When last we saw Johnny Depp’s Captain Jack Sparrow he was, I don’t know, doing pirate stuff probably? After the first Pirates of the Caribbean, 2003’s The Curse of the Black Pearl, all these movies began to blend together. Some sword fights, a mystical MacGuffin, an all-powerful bad guy, a couple battles at sea, blather, mince, repeat. Even though the latest, Dead Men Tell No Tales, comes from a new pair of directors (Kon-Tiki’s Joachim Rønning and Espen Sandberg), it’s basically indistinguishable from the three previous sequels, except they’re mostly bad and it is extremely bad.

Now in his fifth movie adventure, Jack is back on the hunt for treasure while on the run from his enemies, including the British government, a band of pirates led by his old foe Barbossa (Geoffrey Rush), and a supernatural ship full of dead sailors led by the vengeful Captain Salazar. He’s played by Javier Bardem in a performance that is at least 45 percent him hissing the words “Jack” and “Sparrow” repeatedly while black goo drips off his lips. Bardem’s absurdly hammy work here makes his Skyfall villain look like a model of thespianic restraint in comparison.

Franchise stalwarts Orlando Bloom and Keira Knightley return for cameos while their roles as Blankly Handsome Swashbuckler and Feisty Proto-feminist are filled by younger, cheapter talent. Brenton Thwaites plays Henry Turner, Bloom’s son; Kaya Scodelario is Carina Smyth, an orphaned astronomer on a quest started by her absent father many years earlier. Everyone wants Poseidon’s legendary trident, although the specific reasons why are murky or, in some cases, downright nonsensical. (Looking at you, Barbossa.)
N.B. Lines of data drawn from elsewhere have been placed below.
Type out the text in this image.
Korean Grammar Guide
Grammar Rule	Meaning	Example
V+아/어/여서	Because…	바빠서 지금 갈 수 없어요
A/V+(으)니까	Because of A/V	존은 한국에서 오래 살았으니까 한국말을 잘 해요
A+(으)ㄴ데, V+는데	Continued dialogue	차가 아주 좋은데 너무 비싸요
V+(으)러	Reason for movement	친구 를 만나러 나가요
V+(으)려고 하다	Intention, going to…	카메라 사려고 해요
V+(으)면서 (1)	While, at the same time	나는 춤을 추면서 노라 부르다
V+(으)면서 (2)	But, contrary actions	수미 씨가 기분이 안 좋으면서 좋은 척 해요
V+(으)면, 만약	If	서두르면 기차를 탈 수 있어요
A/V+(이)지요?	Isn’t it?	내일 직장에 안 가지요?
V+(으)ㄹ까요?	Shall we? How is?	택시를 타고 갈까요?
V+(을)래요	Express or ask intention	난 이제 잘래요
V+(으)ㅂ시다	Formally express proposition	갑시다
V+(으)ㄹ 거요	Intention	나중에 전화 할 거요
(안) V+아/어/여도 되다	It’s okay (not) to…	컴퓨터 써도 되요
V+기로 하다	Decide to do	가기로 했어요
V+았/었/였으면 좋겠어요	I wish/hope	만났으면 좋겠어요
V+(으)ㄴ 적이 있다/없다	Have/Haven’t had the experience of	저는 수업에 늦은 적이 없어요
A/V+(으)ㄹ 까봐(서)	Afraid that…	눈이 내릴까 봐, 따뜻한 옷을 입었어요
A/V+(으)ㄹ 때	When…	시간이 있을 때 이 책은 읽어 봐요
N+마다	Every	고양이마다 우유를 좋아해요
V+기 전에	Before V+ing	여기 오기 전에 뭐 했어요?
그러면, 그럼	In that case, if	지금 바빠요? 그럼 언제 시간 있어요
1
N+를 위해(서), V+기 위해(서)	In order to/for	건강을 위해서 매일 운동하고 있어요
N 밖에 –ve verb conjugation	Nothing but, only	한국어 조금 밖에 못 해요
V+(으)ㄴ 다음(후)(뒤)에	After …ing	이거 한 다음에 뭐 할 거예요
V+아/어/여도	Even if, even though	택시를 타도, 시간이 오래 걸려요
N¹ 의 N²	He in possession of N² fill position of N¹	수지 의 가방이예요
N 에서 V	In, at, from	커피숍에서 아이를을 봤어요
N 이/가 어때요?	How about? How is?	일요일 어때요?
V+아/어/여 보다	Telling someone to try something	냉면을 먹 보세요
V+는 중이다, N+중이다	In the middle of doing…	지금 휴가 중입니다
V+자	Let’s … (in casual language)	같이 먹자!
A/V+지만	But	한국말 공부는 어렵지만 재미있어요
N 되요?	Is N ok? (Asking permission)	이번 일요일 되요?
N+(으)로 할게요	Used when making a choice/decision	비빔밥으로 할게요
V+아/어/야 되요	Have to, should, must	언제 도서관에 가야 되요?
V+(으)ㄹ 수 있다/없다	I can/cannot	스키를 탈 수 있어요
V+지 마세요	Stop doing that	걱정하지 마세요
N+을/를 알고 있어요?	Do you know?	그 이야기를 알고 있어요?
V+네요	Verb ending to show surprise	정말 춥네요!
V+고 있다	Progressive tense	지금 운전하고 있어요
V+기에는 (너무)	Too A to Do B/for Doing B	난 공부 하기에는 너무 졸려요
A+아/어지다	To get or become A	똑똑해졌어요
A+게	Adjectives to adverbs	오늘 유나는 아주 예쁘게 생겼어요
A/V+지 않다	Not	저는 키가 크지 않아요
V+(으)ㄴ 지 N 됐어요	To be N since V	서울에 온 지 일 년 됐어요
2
Frankly, the whole movie is so nonsensical — both narratively and visually — that it almost seems like a misguided aesthetic choice. Bloom is 40, Thwaites is 27, yet they’re cast as father and son. In one random scene, a wedding takes place in the bones of a giant whale for no apparent reason, while Jack fends off the unwanted advances of an homely widow. Paul McCartney shows up for one scene dressed like pirate, I guess because Keith Richards was busy that day. The rules of physics are treated loosely, if observed at all; four horses somehow pull an entire house off its foundation and drag it for miles through the streets of a port town.

Disney

This is a movie with zombie pirates, so perhaps some slack should be given in the scientific department. And the plot in a Pirates of the Caribbean is more excuse than selling point; it’s only there to motivate Depp’s inebriated antics and the action set-pieces. Still, it would be easier to forgive this Pirates’ general incoherence if it didn’t spend so much time trying (and mostly failing) to explain these characters’ complicated backstories in boring dialogue scenes. There’s a whole flashback that reveals why Salazar hates Jack Sparrow, that glosses over the part where he turns into a strange undead creature after being exploded and drowned in the span of a minute. (It seems like that’s kind of an important detail?) The same sequence does reveal, with great fanfare, how Jack Sparrow got his hat. In case that’s something you’ve always wanted to know. (SPOILER ALERT: Someone gave it to him.)

In The Curse of the Black Pearl, Captain Jack was basically a supporting character. To accommodate Depp’s growing popularity, the Pirates films developed a comedic formula that’s a bit like the Marx brothers in reverse: One Groucho surrounded by half a dozen Margaret Dumonts, each stuffier and more unappealing than the last. The charmless supporting cast does make Depp look funnier in comparison, and he desperately needs the help this time; the script by Jeff Nathanson and longtime series writer Terry Rossio gives him almost nothing to work with. There are more unintentional laughs than genuinely amusing lines. (Looking at you, Barbossa.)

Dead Men Tell No Tales is the sort of sequel that’s so bad it makes you retroactively wonder why you liked the original film so much in the first place. The Curse of the Black Pearl was cheeky and fun with impressive action, cool special effects, and a charismatic star performance. This Pirates is leaden and predictable, with barely a handful of memorable shots and stunts (there is one clever sequence involving Depp and a guillotine). After 15 years, Captain Jack has devolved into an accumulation of tics and pratfalls, and his movies are basically lavish high-seas versions of a Scooby-Doo episode: A guh-guh-guh-ghost does a bunch of spooky stuff and everyone runs and screams for a while, and then the bad guy gets caught. He would have gotten away with it too, if it wasn’t for those blasted meddling kids and their damn pirate.